Cicatriser plus vite, cela devrait bientôt être possible. Et ce, en partie grâce à certains modèles d’intelligence artificielle qui, selon Jad Eid, professeur de biophysique et de bio-informatique à l’École de Biologie Industrielle (EBI), pourraient contribuer à d’importantes trouvailles dans le domaine de la régénération cellulaire. Explications.

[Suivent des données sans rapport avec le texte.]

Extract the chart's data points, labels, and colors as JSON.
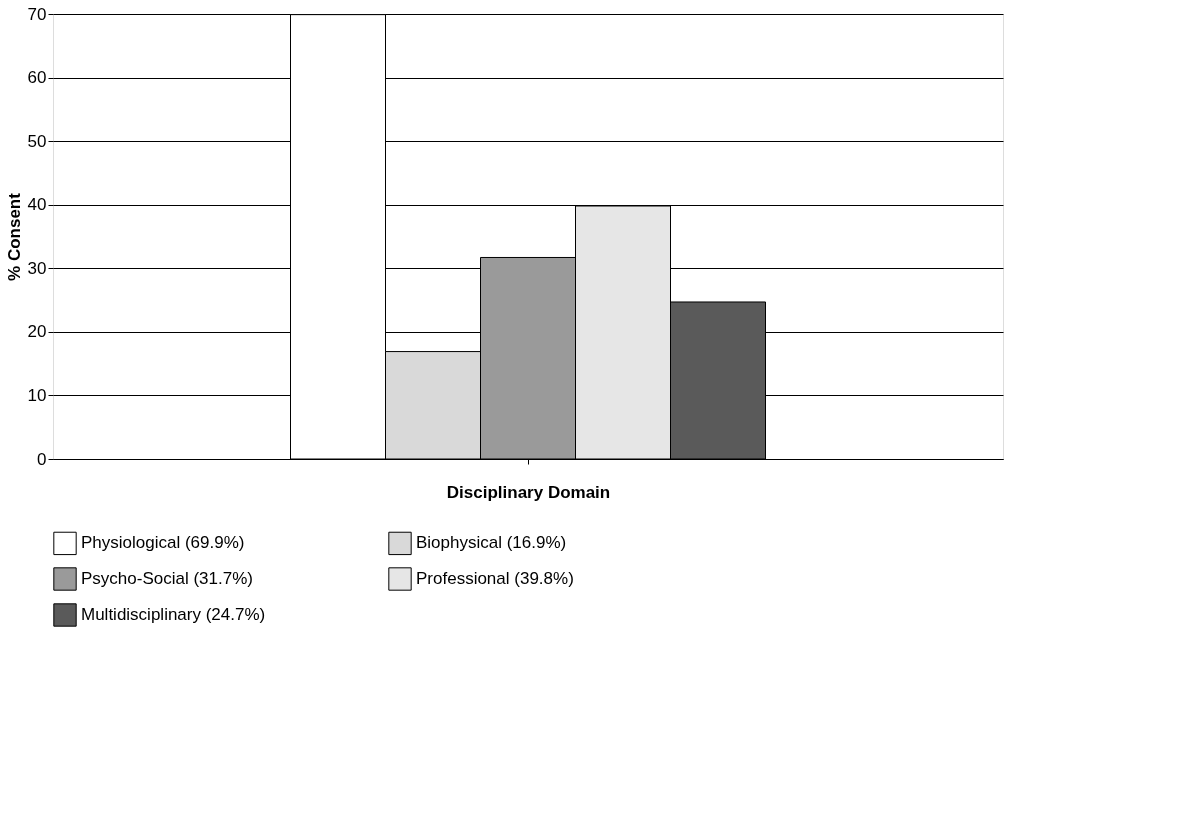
{
  "chart_data": {
    "type": "bar",
    "categories": [
      null
    ],
    "xlabel": "Disciplinary Domain",
    "ylabel": "% Consent",
    "series": [
      {
        "name": "Physiological (69.9%)",
        "color": "#ffffff",
        "values": [
          69.9
        ]
      },
      {
        "name": "Biophysical (16.9%)",
        "color": "#d9d9d9",
        "values": [
          16.9
        ]
      },
      {
        "name": "Psycho-Social (31.7%)",
        "color": "#9a9a9a",
        "values": [
          31.7
        ]
      },
      {
        "name": "Professional (39.8%)",
        "color": "#e6e6e6",
        "values": [
          39.8
        ]
      },
      {
        "name": "Multidisciplinary (24.7%)",
        "color": "#5a5a5a",
        "values": [
          24.7
        ]
      }
    ],
    "ylim": [
      0,
      70
    ],
    "yticks": [
      0,
      10,
      20,
      30,
      40,
      50,
      60,
      70
    ],
    "grid": "y",
    "legend": "bottom",
    "tick_labels": "y"
  }
}
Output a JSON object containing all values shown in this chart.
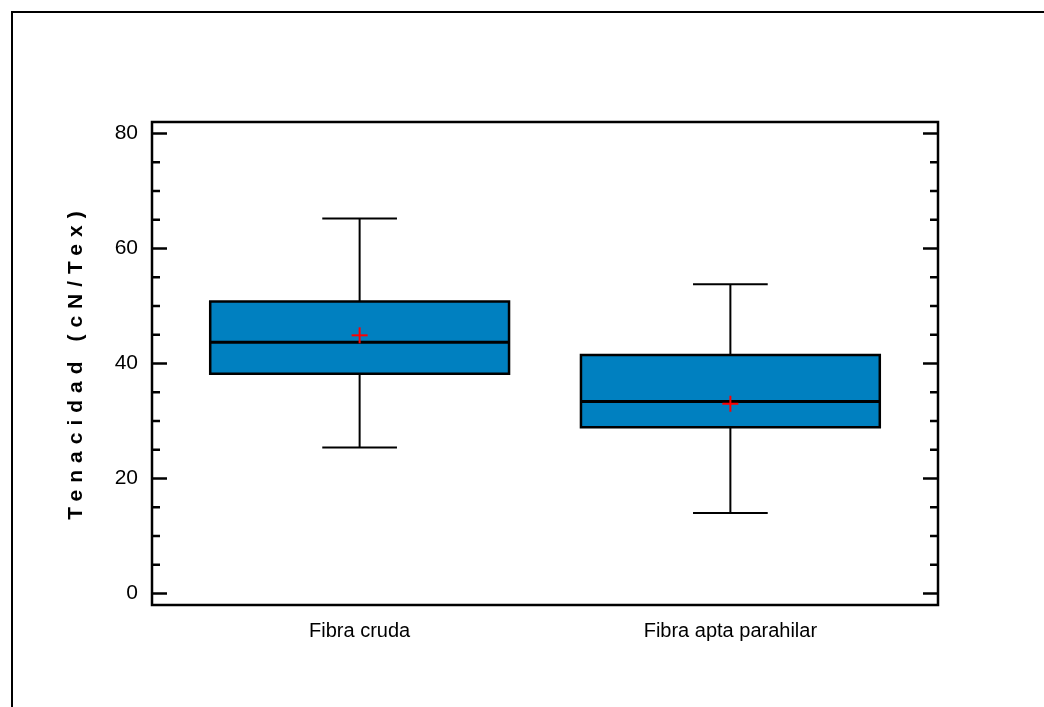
{
  "chart_data": {
    "type": "box",
    "ylabel": "Tenacidad (cN/Tex)",
    "categories": [
      "Fibra cruda",
      "Fibra apta parahilar"
    ],
    "color": "#0080c0",
    "boxes": [
      {
        "low": 25.4,
        "q1": 38.2,
        "median": 43.7,
        "q3": 50.8,
        "high": 65.2,
        "mean": 44.9
      },
      {
        "low": 14.0,
        "q1": 28.9,
        "median": 33.4,
        "q3": 41.5,
        "high": 53.8,
        "mean": 33.0
      }
    ],
    "ylim": [
      -2,
      82
    ],
    "yticks": [
      0,
      {
        "value": 5,
        "label": null
      },
      {
        "value": 10,
        "label": null
      },
      {
        "value": 15,
        "label": null
      },
      20,
      {
        "value": 25,
        "label": null
      },
      {
        "value": 30,
        "label": null
      },
      {
        "value": 35,
        "label": null
      },
      40,
      {
        "value": 45,
        "label": null
      },
      {
        "value": 50,
        "label": null
      },
      {
        "value": 55,
        "label": null
      },
      60,
      {
        "value": 65,
        "label": null
      },
      {
        "value": 70,
        "label": null
      },
      {
        "value": 75,
        "label": null
      },
      80
    ]
  }
}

La peau du protagoniste vient d’être abimée, coupée. À l’écran, apparaît une plaie béante, d’un rouge vif, que le spectateur imagine douloureuse et nécessitant des semaines avant de guérir. Puis, soudainement, comme par magie, la plaie se referme. Cette image, ce fantasme de cicatrisation éclaire se retrouve dans maintes oeuvres projetant l’humanité dans le futur, de Star Wars à Star Trek en passant par Fondation ou Dragon Ball Z. A notre époque, enfin, nombreuses sont les recherches visant à faire du rêve une réalité.
Faire mieux
Dans l’histoire de la recherche mondiale, il a d’abord fallu comprendre comment les tissus se régénèrent. Que lorsqu’un tissu est endommagé, les cellules ne sont par exemple par capables de le réparer toute seule. Professeur à l’École de Biologie Industrielle, Jad Eid explique que les cellules s’appuient sur les signaux présents dans ce qu’on appelle la matrice extracellulaire, un réseau tridimensionnel de macromolécules extracellulaires qui constitue la charpente des tissus. « Elle se trouve autour et entre les cellules, développe Eid. Elle contient des protéines de différents types qui adhèrent les unes aux autres, permettant ainsi la fermeture de la plaie et la reconstruction du tissu. Une petite plaie se referme généralement au bout de quelques jours. Avec les protéines produites dans notre laboratoire, dans des modèles expérimentaux, on peut améliorer et potentiellement accélérer certaines étapes de la réparation tissulaire. » Formée d’un réseau dense de protéines et de sucres qui soutient physiquement les cellules, la matrice fournit aussi des informations essentielles qui permettent aux cellules de s’orienter, de s’agréger ou de migrer. Pour Jad Eid, la matrice joue un rôle comparable à celui « d’une cartographie biologique. Elle indique aux cellules où aller, comment se fixer et quelles fonctions activer pour que la réparation tissulaire puisse se dérouler correctement. »
Déblayer le chemin
Mais parfois, ces mécanismes échouent à complètement régénérer les tissus. Quand on lui demande ce qui cloche dans le processus, Jad Eid répond d’abord que l’une des protéines clés à la réparation tissulaire porte le nom de fibronectine. «C’est une grande protéine qui ne contient pas seulement la zone où les cellules vont intégrer ensemble mais plusieurs zones, définit-il. Le problème est que la zone capable de faire adhérer les cellules ensemble est, du fait de l’organisation de la matrice, peu accessible. Elle est comme masquée. » C’est à ce niveau-là que les chercheurs de l’EBI ont décidé d’intervenir. Dans leur laboratoire, les scientifiques ont développé « des protéines recombinantes plus petites qui ne comportent plus que cette zone d’adhésion, enchaîne Eid. Qui envoient aux cellules les bons signaux, au bon endroit et au bon moment, afin de relancer un processus de réparation insuffisant ou défaillant. » Au laboratoire, les chercheurs identifient, dans des protéines naturelles, les régions qui permettent aux cellules de s’accrocher, de se déplacer vers une zone à réparer ou de recevoir un signal pour activer la cicatrisation. «Puis, ils modifient le gène, le ré-assemblent et crée ainsi une molécule. Pour prédire leur forme en 3D, on utilise des modèles d’IA. Parce que c’est, sinon, difficile. L’IA permet aussi de prédire les interactions des protéines. Cela permet de guider la conception, puis on confirme expérimentalement avec des tests biologiques. »
Pansements bioactifs
Pour Jad Eid, ces recherches pourraient mener au développement d’implants intelligents, « de pansements bioactifs ou de thérapies personnalisées capables de dialoguer avec les cellules du patient. » Quand cela pourrait-il être possible ? « On a obtenu des résultats encourageants à l’échelle du laboratoire, in vitro,répond l’intéressé. À l’échelle informatique, à l’aide de l’IA, ces interactions ont également été validées. Maintenant, il faut passer à l’échelle in vivo, tester à l’échelle des souris. Ça ne commencera pas avant un an. On ne peut pas faire ça à l’EBI mais on cherche des partenaires. » De potentiels partenaires lisent-ils ces lignes ? Le futur vous attend.